Ora, a respeito de Esculápio, tanto os gregos quanto os latinos pensam o mesmo; mas, quanto a Mercúrio, há muitos que não pensam que ele tenha sido outrora mortal, embora Hermes testemunhe que foi seu avô. Mas serão estes dois indivíduos distintos chamados pelo mesmo nome? Não disputarei muito se são ou não indivíduos distintos. Basta saber que este Mercúrio de quem Hermes fala é, tanto quanto Esculápio, um deus que outrora foi homem, segundo o testemunho deste mesmo Trismegisto, tão estimado por seus compatriotas, e que era também o neto do próprio Mercúrio.
Hermes prossegue dizendo: "Mas acaso sabemos quantos bens concede Ísis, a esposa de Osíris, quando está propícia, e que grande oposição pode oferecer quando irada?" Então, a fim de mostrar que havia deuses feitos pelos homens por meio desta arte, prossegue dizendo: "Pois é fácil que os deuses terrenos e mundanos se irem, sendo feitos e compostos pelos homens a partir de uma e outra natureza"; dando-nos assim a entender que ele acreditava que os demônios eram outrora as almas de homens mortos, as quais, como diz, por meio de certa arte inventada por homens muitíssimo errantes, incrédulos e irreligiosos, foram levadas a tomar posse de imagens, porque os que faziam tais deuses não eram capazes de fazer almas.
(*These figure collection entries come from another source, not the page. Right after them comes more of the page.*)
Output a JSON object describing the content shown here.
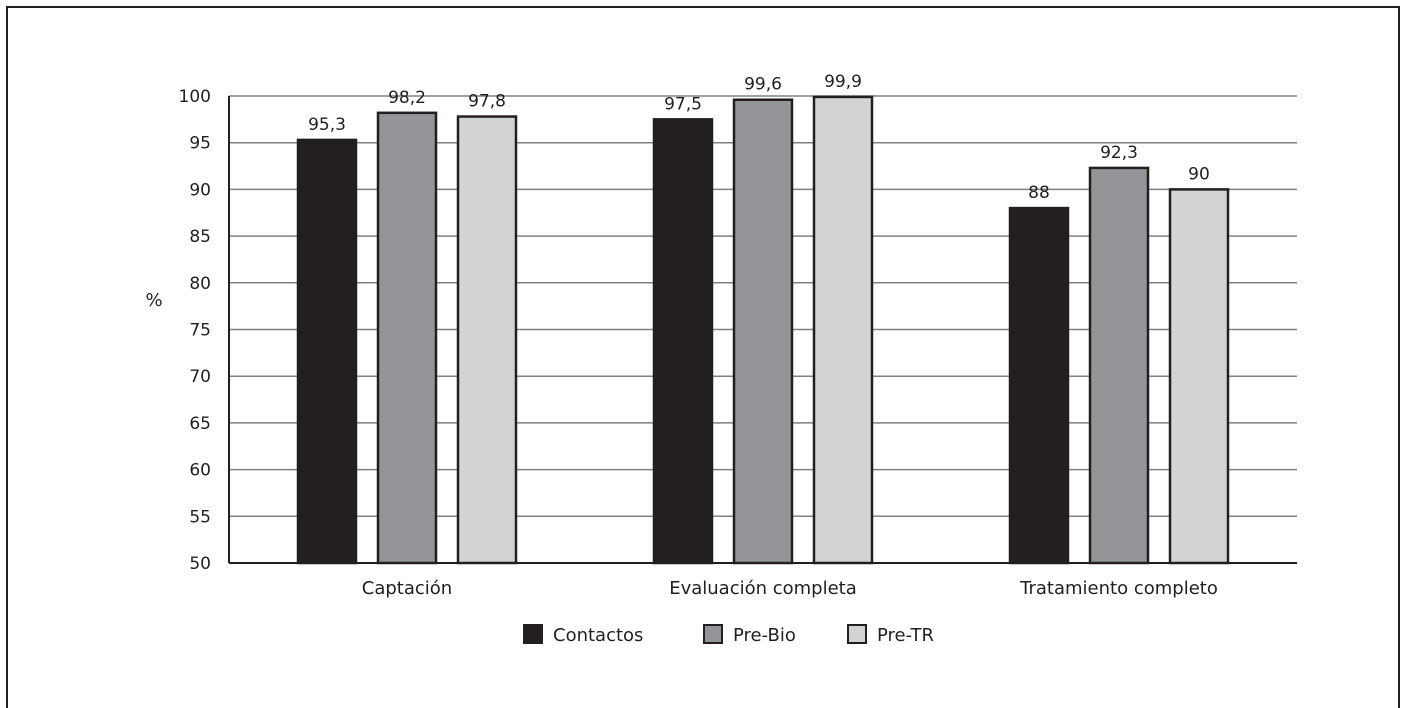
{
  "chart_data": {
    "type": "bar",
    "categories": [
      "Captación",
      "Evaluación completa",
      "Tratamiento completo"
    ],
    "series": [
      {
        "name": "Contactos",
        "values": [
          95.3,
          97.5,
          88
        ],
        "labels": [
          "95,3",
          "97,5",
          "88"
        ],
        "color": "#231f20"
      },
      {
        "name": "Pre-Bio",
        "values": [
          98.2,
          99.6,
          92.3
        ],
        "labels": [
          "98,2",
          "99,6",
          "92,3"
        ],
        "color": "#939598"
      },
      {
        "name": "Pre-TR",
        "values": [
          97.8,
          99.9,
          90
        ],
        "labels": [
          "97,8",
          "99,9",
          "90"
        ],
        "color": "#d1d3d4"
      }
    ],
    "ylabel": "%",
    "ylim": [
      50,
      100
    ],
    "yticks": [
      50,
      55,
      60,
      65,
      70,
      75,
      80,
      85,
      90,
      95,
      100
    ],
    "grid": true,
    "legend_position": "bottom-center",
    "colors": {
      "axis": "#231f20",
      "grid": "#808285",
      "bar_outline": "#231f20"
    }
  }
}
Quando, portanto, diz "uma e outra natureza", refere-se à alma e ao corpo: sendo o demônio a alma, e a imagem o corpo. Que se torna, então, daquela queixa pesarosa de que a terra do Egito, o lugar santíssimo de santuários e templos, haveria de ficar cheia de sepulcros e de homens mortos? Em verdade, o espírito falaz, por cuja inspiração Hermes disse essas coisas, foi compelido a confessar por meio dele que já mesmo então aquela terra estava cheia de sepulcros e de homens mortos, os quais eles adoravam como deuses.
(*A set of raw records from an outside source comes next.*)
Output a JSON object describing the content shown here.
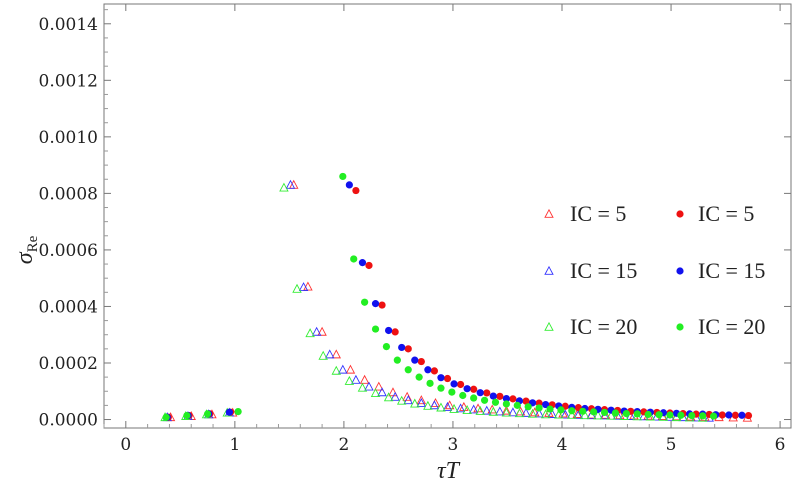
{
  "chart_data": {
    "type": "scatter",
    "title": "",
    "xlabel": "τT",
    "ylabel_main": "σ",
    "ylabel_sub": "Re",
    "xlim": [
      -0.2,
      6.1
    ],
    "ylim": [
      -3e-05,
      0.00147
    ],
    "x_ticks": [
      {
        "value": 0,
        "label": "0"
      },
      {
        "value": 1,
        "label": "1"
      },
      {
        "value": 2,
        "label": "2"
      },
      {
        "value": 3,
        "label": "3"
      },
      {
        "value": 4,
        "label": "4"
      },
      {
        "value": 5,
        "label": "5"
      },
      {
        "value": 6,
        "label": "6"
      }
    ],
    "y_ticks": [
      {
        "value": 0.0,
        "label": "0.0000"
      },
      {
        "value": 0.0002,
        "label": "0.0002"
      },
      {
        "value": 0.0004,
        "label": "0.0004"
      },
      {
        "value": 0.0006,
        "label": "0.0006"
      },
      {
        "value": 0.0008,
        "label": "0.0008"
      },
      {
        "value": 0.001,
        "label": "0.0010"
      },
      {
        "value": 0.0012,
        "label": "0.0012"
      },
      {
        "value": 0.0014,
        "label": "0.0014"
      }
    ],
    "grid": false,
    "legend_position": "right",
    "series": [
      {
        "name": "IC = 5",
        "marker": "triangle-open",
        "color": "#ff3333",
        "x": [
          0.41,
          0.6,
          0.79,
          0.98,
          1.54,
          1.67,
          1.8,
          1.93,
          2.06,
          2.19,
          2.32,
          2.45,
          2.58,
          2.71,
          2.84,
          2.97,
          3.1,
          3.23,
          3.36,
          3.49,
          3.62,
          3.75,
          3.88,
          4.01,
          4.14,
          4.27,
          4.4,
          4.53,
          4.66,
          4.79,
          4.92,
          5.05,
          5.18,
          5.31,
          5.44,
          5.57,
          5.7
        ],
        "y": [
          8e-06,
          1.2e-05,
          1.8e-05,
          2.4e-05,
          0.00083,
          0.00047,
          0.00031,
          0.00023,
          0.000176,
          0.00014,
          0.000116,
          9.6e-05,
          8e-05,
          6.8e-05,
          5.8e-05,
          5e-05,
          4.4e-05,
          3.9e-05,
          3.5e-05,
          3.1e-05,
          2.8e-05,
          2.5e-05,
          2.3e-05,
          2.1e-05,
          1.9e-05,
          1.7e-05,
          1.6e-05,
          1.5e-05,
          1.4e-05,
          1.3e-05,
          1.2e-05,
          1.1e-05,
          1e-05,
          9e-06,
          8e-06,
          7e-06,
          6e-06
        ]
      },
      {
        "name": "IC = 15",
        "marker": "triangle-open",
        "color": "#3333ff",
        "x": [
          0.38,
          0.57,
          0.76,
          0.95,
          1.51,
          1.63,
          1.75,
          1.87,
          1.99,
          2.11,
          2.23,
          2.35,
          2.47,
          2.59,
          2.71,
          2.83,
          2.95,
          3.07,
          3.19,
          3.31,
          3.43,
          3.55,
          3.67,
          3.79,
          3.91,
          4.03,
          4.15,
          4.27,
          4.39,
          4.51,
          4.63,
          4.75,
          4.87,
          4.99,
          5.11,
          5.23,
          5.35
        ],
        "y": [
          8e-06,
          1.2e-05,
          1.8e-05,
          2.4e-05,
          0.00083,
          0.000468,
          0.00031,
          0.00023,
          0.000176,
          0.00014,
          0.000116,
          9.6e-05,
          8e-05,
          6.8e-05,
          5.8e-05,
          5e-05,
          4.4e-05,
          3.9e-05,
          3.5e-05,
          3.1e-05,
          2.8e-05,
          2.5e-05,
          2.3e-05,
          2.1e-05,
          1.9e-05,
          1.7e-05,
          1.6e-05,
          1.5e-05,
          1.4e-05,
          1.3e-05,
          1.2e-05,
          1.1e-05,
          1e-05,
          9e-06,
          8e-06,
          7e-06,
          6e-06
        ]
      },
      {
        "name": "IC = 20",
        "marker": "triangle-open",
        "color": "#33ee33",
        "x": [
          0.36,
          0.55,
          0.74,
          0.93,
          1.45,
          1.57,
          1.69,
          1.81,
          1.93,
          2.05,
          2.17,
          2.29,
          2.41,
          2.53,
          2.65,
          2.77,
          2.89,
          3.01,
          3.13,
          3.25,
          3.37,
          3.49,
          3.61,
          3.73,
          3.85,
          3.97,
          4.09,
          4.21,
          4.33,
          4.45,
          4.57,
          4.69,
          4.81,
          4.93,
          5.05,
          5.17,
          5.29
        ],
        "y": [
          8e-06,
          1.2e-05,
          1.8e-05,
          2.4e-05,
          0.00082,
          0.000462,
          0.000305,
          0.000225,
          0.000172,
          0.000136,
          0.000112,
          9.3e-05,
          7.8e-05,
          6.6e-05,
          5.6e-05,
          4.8e-05,
          4.2e-05,
          3.7e-05,
          3.3e-05,
          3e-05,
          2.7e-05,
          2.4e-05,
          2.2e-05,
          2e-05,
          1.8e-05,
          1.7e-05,
          1.6e-05,
          1.5e-05,
          1.4e-05,
          1.3e-05,
          1.2e-05,
          1.1e-05,
          1e-05,
          9e-06,
          8e-06,
          7e-06,
          6e-06
        ]
      },
      {
        "name": "IC = 5",
        "marker": "circle-filled",
        "color": "#ee1111",
        "x": [
          0.39,
          0.58,
          0.77,
          0.96,
          2.11,
          2.23,
          2.35,
          2.47,
          2.59,
          2.71,
          2.83,
          2.95,
          3.07,
          3.19,
          3.31,
          3.43,
          3.55,
          3.67,
          3.79,
          3.91,
          4.03,
          4.15,
          4.27,
          4.39,
          4.51,
          4.63,
          4.75,
          4.87,
          4.99,
          5.11,
          5.23,
          5.35,
          5.47,
          5.59,
          5.71
        ],
        "y": [
          8e-06,
          1.4e-05,
          2e-05,
          2.6e-05,
          0.00081,
          0.000545,
          0.000405,
          0.00031,
          0.00025,
          0.000205,
          0.000172,
          0.000145,
          0.000124,
          0.000107,
          9.4e-05,
          8.2e-05,
          7.3e-05,
          6.5e-05,
          5.8e-05,
          5.2e-05,
          4.7e-05,
          4.2e-05,
          3.8e-05,
          3.5e-05,
          3.2e-05,
          2.9e-05,
          2.7e-05,
          2.5e-05,
          2.3e-05,
          2.1e-05,
          1.9e-05,
          1.8e-05,
          1.6e-05,
          1.5e-05,
          1.4e-05
        ]
      },
      {
        "name": "IC = 15",
        "marker": "circle-filled",
        "color": "#1111ee",
        "x": [
          0.38,
          0.57,
          0.76,
          0.95,
          2.05,
          2.17,
          2.29,
          2.41,
          2.53,
          2.65,
          2.77,
          2.89,
          3.01,
          3.13,
          3.25,
          3.37,
          3.49,
          3.61,
          3.73,
          3.85,
          3.97,
          4.09,
          4.21,
          4.33,
          4.45,
          4.57,
          4.69,
          4.81,
          4.93,
          5.05,
          5.17,
          5.29,
          5.41,
          5.53,
          5.65
        ],
        "y": [
          8e-06,
          1.4e-05,
          2e-05,
          2.6e-05,
          0.00083,
          0.000555,
          0.00041,
          0.000315,
          0.000255,
          0.00021,
          0.000176,
          0.000148,
          0.000126,
          0.000109,
          9.5e-05,
          8.3e-05,
          7.4e-05,
          6.6e-05,
          5.9e-05,
          5.3e-05,
          4.8e-05,
          4.3e-05,
          3.9e-05,
          3.6e-05,
          3.3e-05,
          3e-05,
          2.8e-05,
          2.6e-05,
          2.4e-05,
          2.2e-05,
          2e-05,
          1.9e-05,
          1.7e-05,
          1.6e-05,
          1.5e-05
        ]
      },
      {
        "name": "IC = 20",
        "marker": "circle-filled",
        "color": "#22ee22",
        "x": [
          0.37,
          0.56,
          0.75,
          1.03,
          1.99,
          2.09,
          2.19,
          2.29,
          2.39,
          2.49,
          2.59,
          2.69,
          2.79,
          2.89,
          2.99,
          3.09,
          3.19,
          3.29,
          3.39,
          3.49,
          3.59,
          3.69,
          3.79,
          3.89,
          3.99,
          4.09,
          4.19,
          4.29,
          4.39,
          4.49,
          4.59,
          4.69,
          4.79,
          4.89,
          4.99,
          5.09,
          5.19,
          5.29,
          5.39
        ],
        "y": [
          8e-06,
          1.4e-05,
          2e-05,
          2.8e-05,
          0.00086,
          0.000568,
          0.000415,
          0.00032,
          0.000258,
          0.00021,
          0.000176,
          0.00015,
          0.000128,
          0.000111,
          9.7e-05,
          8.5e-05,
          7.6e-05,
          6.8e-05,
          6.1e-05,
          5.5e-05,
          5e-05,
          4.5e-05,
          4.1e-05,
          3.7e-05,
          3.4e-05,
          3.1e-05,
          2.9e-05,
          2.7e-05,
          2.5e-05,
          2.3e-05,
          2.1e-05,
          2e-05,
          1.8e-05,
          1.7e-05,
          1.6e-05,
          1.5e-05,
          1.4e-05,
          1.3e-05,
          1.2e-05
        ]
      }
    ]
  }
}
Mas era a tristeza dos demônios que se exprimia por sua boca, os quais se lamentavam por causa dos castigos que estavam prestes a cair sobre eles junto aos túmulos dos mártires. Pois em muitos desses lugares eles são atormentados e compelidos a confessar, e são expulsos dos corpos dos homens, dos quais haviam tomado posse.